In today's information-drenched world, with too many options it's often easier to put things off and not make a choice. In doing so, clients often handicap themselves by not making any progress at all.


Usually it's a story about a client; a real story that illustrates perfectly one of the concepts you try to work with businesses on.

One of my favorites comes from 2013.

At that time, I was working with a business to roll out a new pricing model. Specifically, we were trying to price out various aspects of what they'd previously done for free.

The story had actually started about 12 months earlier. A client had been offered an opportunity to outsource the management of his direct equities portfolio.

"No, no, no," said the client, "That's far too expensive for someone else to manage it. I'll do it myself."

So off he went, taking up only a portion of the advice on offer.

Twelve months passed until the next review took place, smack bang in the middle of my engagement with the business. Now, given part of our engagement involved working on the practical aspects of transitioning clients across to the new, profitable service offers, we ended up dissecting the conversation.

It went a bit like this.

The adviser, remembering 12 months earlier, asked the client whether he'd taken advantage of a significant BHP buyback opportunity.
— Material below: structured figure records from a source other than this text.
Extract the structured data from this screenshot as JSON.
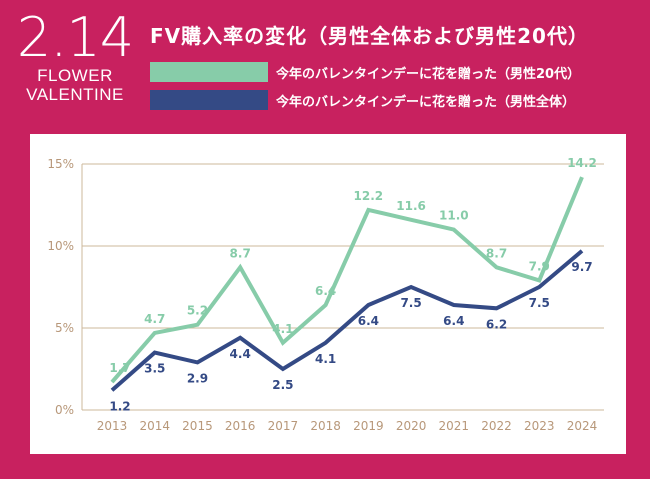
{
  "logo": {
    "date": "2.14",
    "line1": "FLOWER",
    "line2": "VALENTINE"
  },
  "colors": {
    "background": "#c8215f",
    "green": "#87cca9",
    "navy": "#344a85",
    "grid": "#cdb99b",
    "tick": "#b8987a"
  },
  "chart_data": {
    "type": "line",
    "title": "FV購入率の変化（男性全体および男性20代）",
    "x": [
      "2013",
      "2014",
      "2015",
      "2016",
      "2017",
      "2018",
      "2019",
      "2020",
      "2021",
      "2022",
      "2023",
      "2024"
    ],
    "ylim": [
      0,
      15
    ],
    "yticks": [
      0,
      5,
      10,
      15
    ],
    "ytick_labels": [
      "0%",
      "5%",
      "10%",
      "15%"
    ],
    "grid": true,
    "legend_position": "top",
    "series": [
      {
        "name": "今年のバレンタインデーに花を贈った（男性20代）",
        "color": "#87cca9",
        "values": [
          1.7,
          4.7,
          5.2,
          8.7,
          4.1,
          6.4,
          12.2,
          11.6,
          11.0,
          8.7,
          7.9,
          14.2
        ]
      },
      {
        "name": "今年のバレンタインデーに花を贈った（男性全体）",
        "color": "#344a85",
        "values": [
          1.2,
          3.5,
          2.9,
          4.4,
          2.5,
          4.1,
          6.4,
          7.5,
          6.4,
          6.2,
          7.5,
          9.7
        ]
      }
    ]
  }
}
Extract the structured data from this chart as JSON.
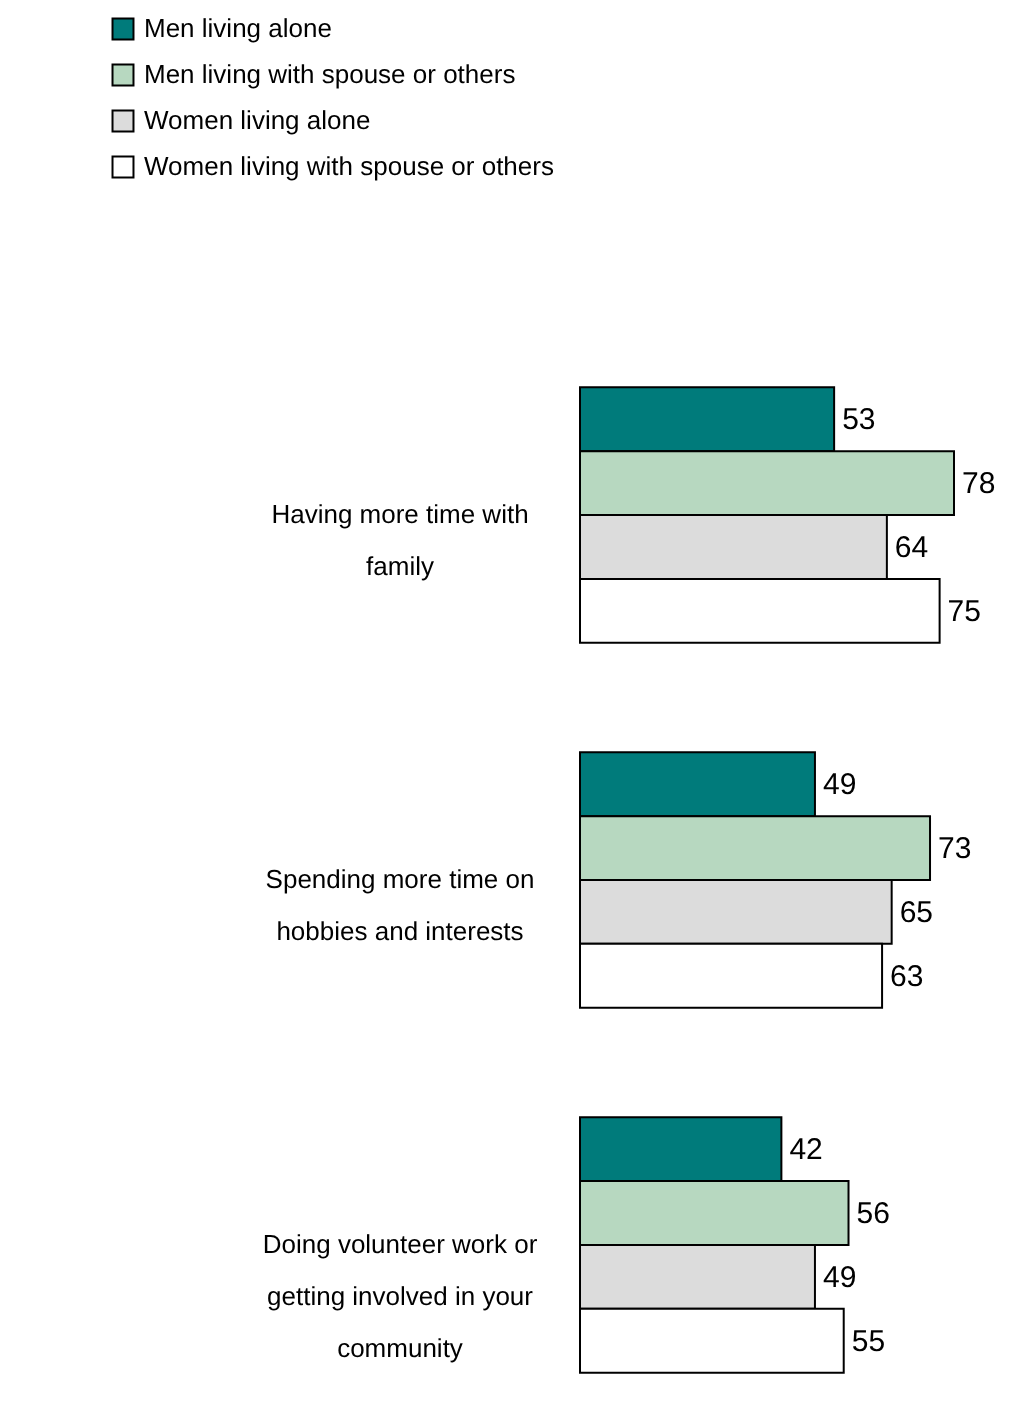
{
  "chart_data": {
    "type": "bar",
    "orientation": "horizontal",
    "data_labels": true,
    "legend": "top left",
    "tick_labels": false,
    "categories": [
      "Having more time with family",
      "Spending more time on hobbies and interests",
      "Doing volunteer work or getting involved in your community"
    ],
    "series": [
      {
        "name": "Men living alone",
        "color": "#007b7b",
        "values": [
          53,
          49,
          42
        ]
      },
      {
        "name": "Men living with spouse or others",
        "color": "#b7d8c0",
        "values": [
          78,
          73,
          56
        ]
      },
      {
        "name": "Women living alone",
        "color": "#dcdcdc",
        "values": [
          64,
          65,
          49
        ]
      },
      {
        "name": "Women living with spouse or others",
        "color": "#ffffff",
        "values": [
          75,
          63,
          55
        ]
      }
    ]
  }
}
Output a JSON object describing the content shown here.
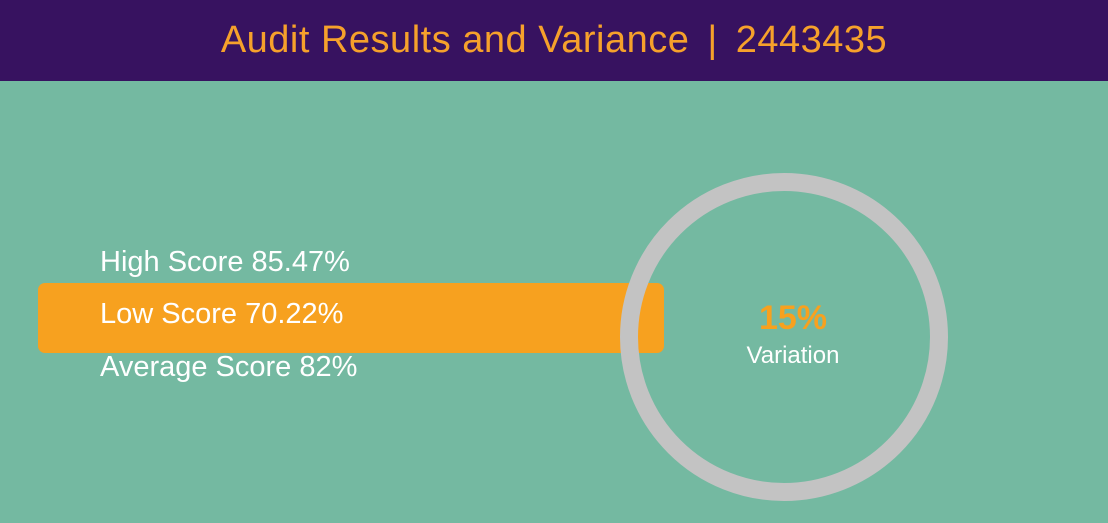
{
  "header": {
    "title": "Audit Results and Variance",
    "separator": "|",
    "audit_id": "2443435"
  },
  "scores": {
    "high": "High Score 85.47%",
    "low": "Low Score 70.22%",
    "average": "Average Score 82%",
    "highlighted": "low"
  },
  "variation": {
    "value": "15%",
    "label": "Variation"
  },
  "colors": {
    "header_bg": "#371260",
    "accent": "#f7a11f",
    "background": "#74b9a1",
    "ring": "#c3c3c3",
    "text": "#ffffff"
  }
}
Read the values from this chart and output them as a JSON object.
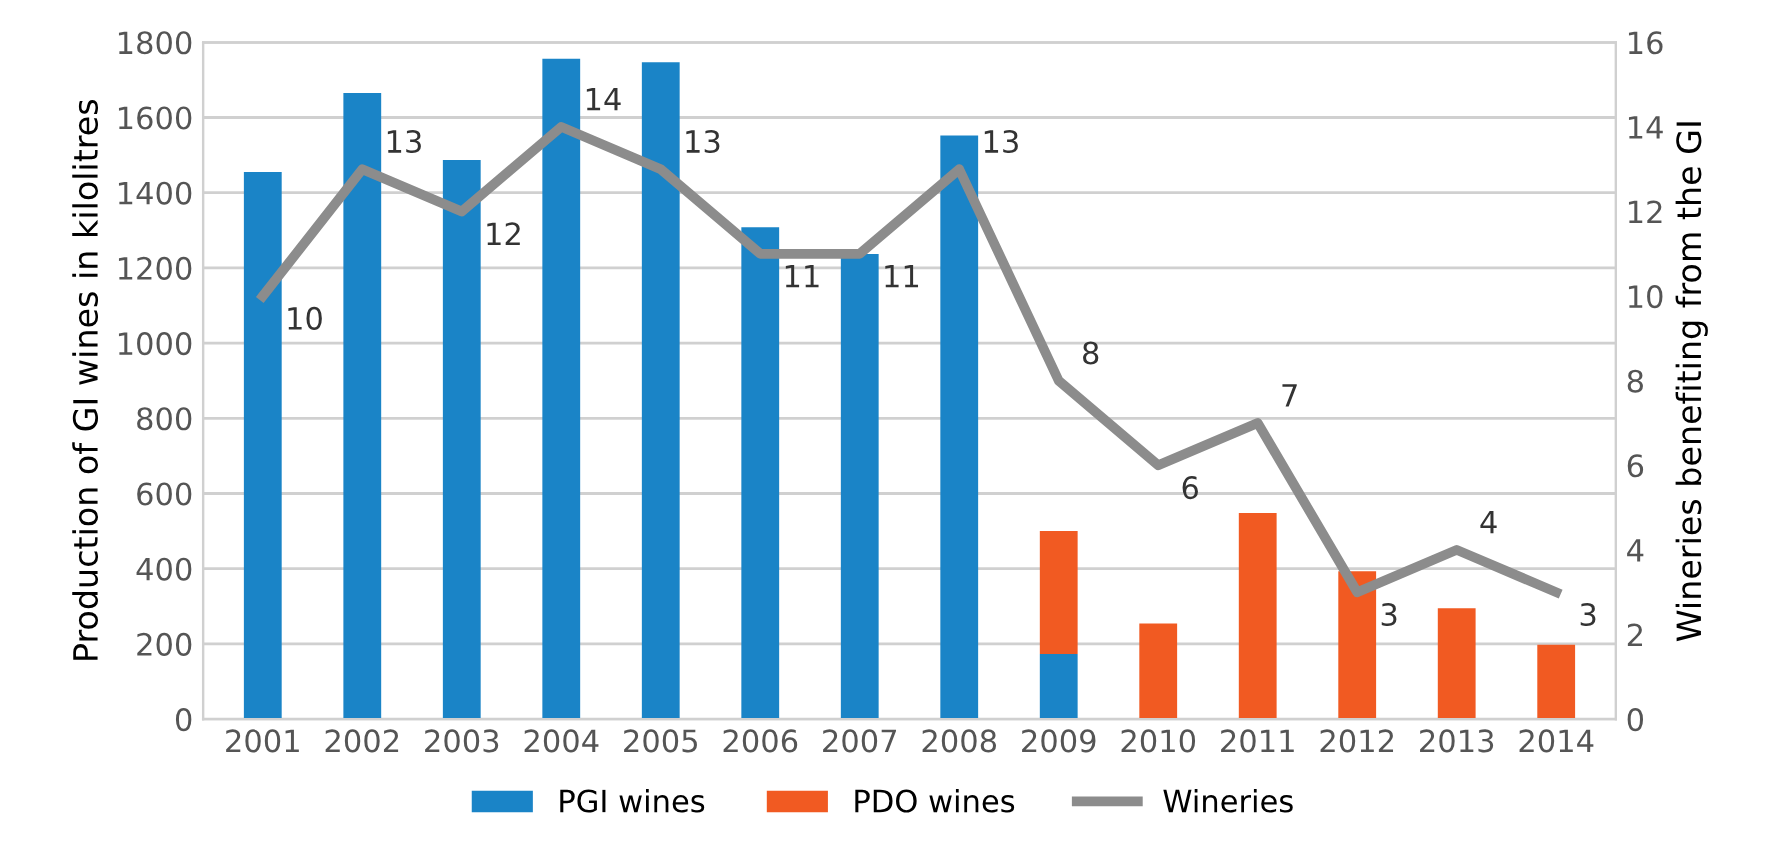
{
  "chart_data": {
    "type": "bar",
    "stacked": true,
    "categories": [
      "2001",
      "2002",
      "2003",
      "2004",
      "2005",
      "2006",
      "2007",
      "2008",
      "2009",
      "2010",
      "2011",
      "2012",
      "2013",
      "2014"
    ],
    "ylabel": "Production of GI wines in kilolitres",
    "y2label": "Wineries benefiting from the GI",
    "ylim": [
      0,
      1800
    ],
    "yticks": [
      0,
      200,
      400,
      600,
      800,
      1000,
      1200,
      1400,
      1600,
      1800
    ],
    "y2lim": [
      0,
      16
    ],
    "y2ticks": [
      0,
      2,
      4,
      6,
      8,
      10,
      12,
      14,
      16
    ],
    "grid": "y",
    "legend": "bottom",
    "series": [
      {
        "name": "PGI wines",
        "color": "#1a84c7",
        "values": [
          1455,
          1665,
          1487,
          1756,
          1747,
          1308,
          1237,
          1552,
          173,
          null,
          null,
          null,
          null,
          null
        ]
      },
      {
        "name": "PDO wines",
        "color": "#f15a22",
        "values": [
          null,
          null,
          null,
          null,
          null,
          null,
          null,
          null,
          327,
          254,
          548,
          393,
          295,
          198
        ]
      },
      {
        "name": "Wineries",
        "type": "line",
        "axis": "y2",
        "color": "#8c8c8c",
        "marker": "none",
        "values": [
          10,
          13,
          12,
          14,
          13,
          11,
          11,
          13,
          8,
          6,
          7,
          3,
          4,
          3
        ],
        "value_labels": [
          "10",
          "13",
          "12",
          "14",
          "13",
          "11",
          "11",
          "13",
          "8",
          "6",
          "7",
          "3",
          "4",
          "3"
        ]
      }
    ]
  }
}
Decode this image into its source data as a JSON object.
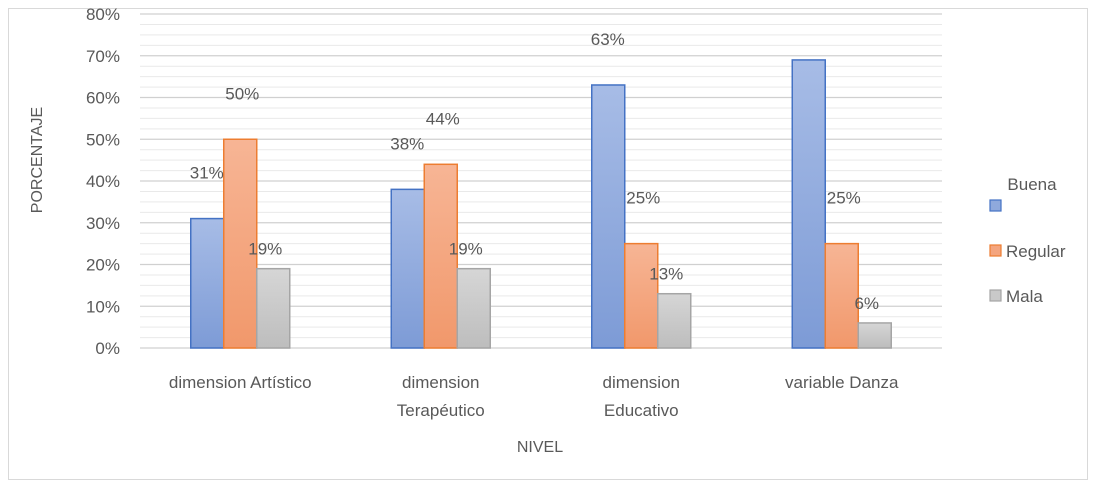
{
  "chart_data": {
    "type": "bar",
    "title": "",
    "xlabel": "NIVEL",
    "ylabel": "PORCENTAJE",
    "ylim": [
      0,
      80
    ],
    "yticks": [
      "0%",
      "10%",
      "20%",
      "30%",
      "40%",
      "50%",
      "60%",
      "70%",
      "80%"
    ],
    "categories": [
      [
        "dimension Artístico"
      ],
      [
        "dimension",
        "Terapéutico"
      ],
      [
        "dimension",
        "Educativo"
      ],
      [
        "variable Danza"
      ]
    ],
    "series": [
      {
        "name": "Buena",
        "values": [
          31,
          38,
          63,
          69
        ],
        "labels": [
          "31%",
          "38%",
          "63%",
          ""
        ]
      },
      {
        "name": "Regular",
        "values": [
          50,
          44,
          25,
          25
        ],
        "labels": [
          "50%",
          "44%",
          "25%",
          "25%"
        ]
      },
      {
        "name": "Mala",
        "values": [
          19,
          19,
          13,
          6
        ],
        "labels": [
          "19%",
          "19%",
          "13%",
          "6%"
        ]
      }
    ],
    "colors": {
      "Buena": "#8fa9dc",
      "Regular": "#f4a57f",
      "Mala": "#c9c9c9"
    },
    "grid": true,
    "legend": "right"
  }
}
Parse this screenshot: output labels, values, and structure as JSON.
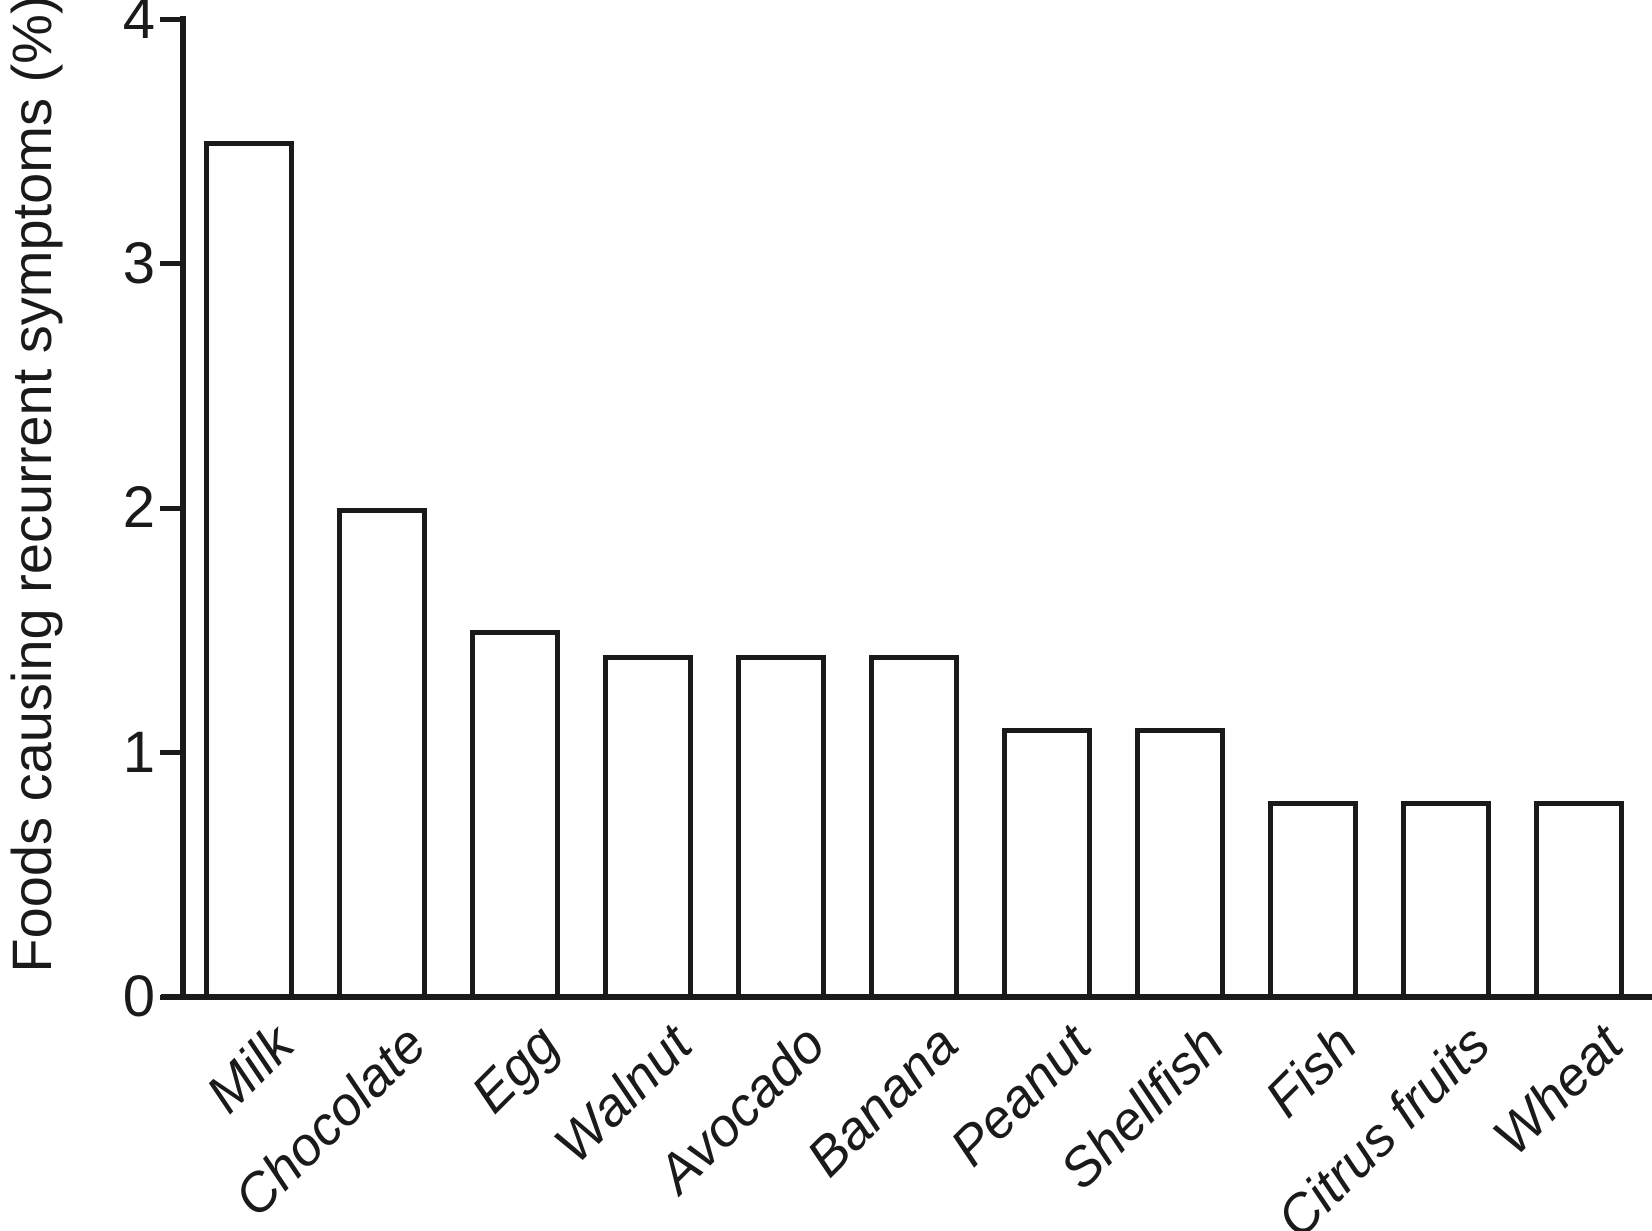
{
  "chart_data": {
    "type": "bar",
    "title": "",
    "categories": [
      "Milk",
      "Chocolate",
      "Egg",
      "Walnut",
      "Avocado",
      "Banana",
      "Peanut",
      "Shellfish",
      "Fish",
      "Citrus fruits",
      "Wheat"
    ],
    "values": [
      3.5,
      2.0,
      1.5,
      1.4,
      1.4,
      1.4,
      1.1,
      1.1,
      0.8,
      0.8,
      0.8
    ],
    "xlabel": "",
    "ylabel": "Foods causing recurrent symptoms (%)",
    "ylim": [
      0,
      4
    ],
    "yticks": [
      0,
      1,
      2,
      3,
      4
    ],
    "grid": false,
    "legend_position": "none",
    "category_label_rotation_deg": -45,
    "category_label_style": "italic",
    "colors": {
      "background": "#ffffff",
      "bar_fill": "#ffffff",
      "bar_stroke": "#1a1a1a",
      "axis": "#1a1a1a",
      "text": "#1a1a1a"
    }
  }
}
"What BHP buyback?", the client responded.

Sure enough, the client had missed out on a golden opportunity because he chose the "cheaper" route of doing it himself.

The lesson is this: Often when advice businesses market what they do, explaining their offer and all that is involved in the value game, many are future focused.

They focus on the likely difference between the client continuing their current path vs. a hypothetical future if they take advice.

It's a good approach, no argument, but it's not the only comparison. In fact, often, it's not even the best comparison.

Sometimes, the best comparison comes in asking clients about the cost of not acting.

In today's information-drenched world, it's often easier to put things off. When there are too many options, the easiest option is not make a choice. In doing so, clients often handicap themselves by not making any progress at all.

This is your biggest opportunity to be a rock star adviser, and ask the question, "So if you're not going to do this now, when are you going to do it?"

An even better question, "So, knowing what we just spoke about, and knowing you have a decision to make, talk to me about where you'd be now if we started this work 5 years ago..."

As a business coach, a lot of the value I bring to a business is making them do things they would otherwise put off.

In challenging them to invest time, work on sharpening their focus, improve their sales process, working on who they bring on board, putting in place systems, they are all things which, frankly, are easy to say, "I'll do it another time."

Procrastination is one of the most significant killers of value, ending in a time, years in the future, looking back with regret, thinking, "If only I knew then what I know now, I would have acted differently."

Don't just focus on the benefit you'll bring through working together. Focus also on what your clients are giving up by not starting today, and have already given up not starting sooner.

You may just find this is the ultimate way of showing the value of your advice.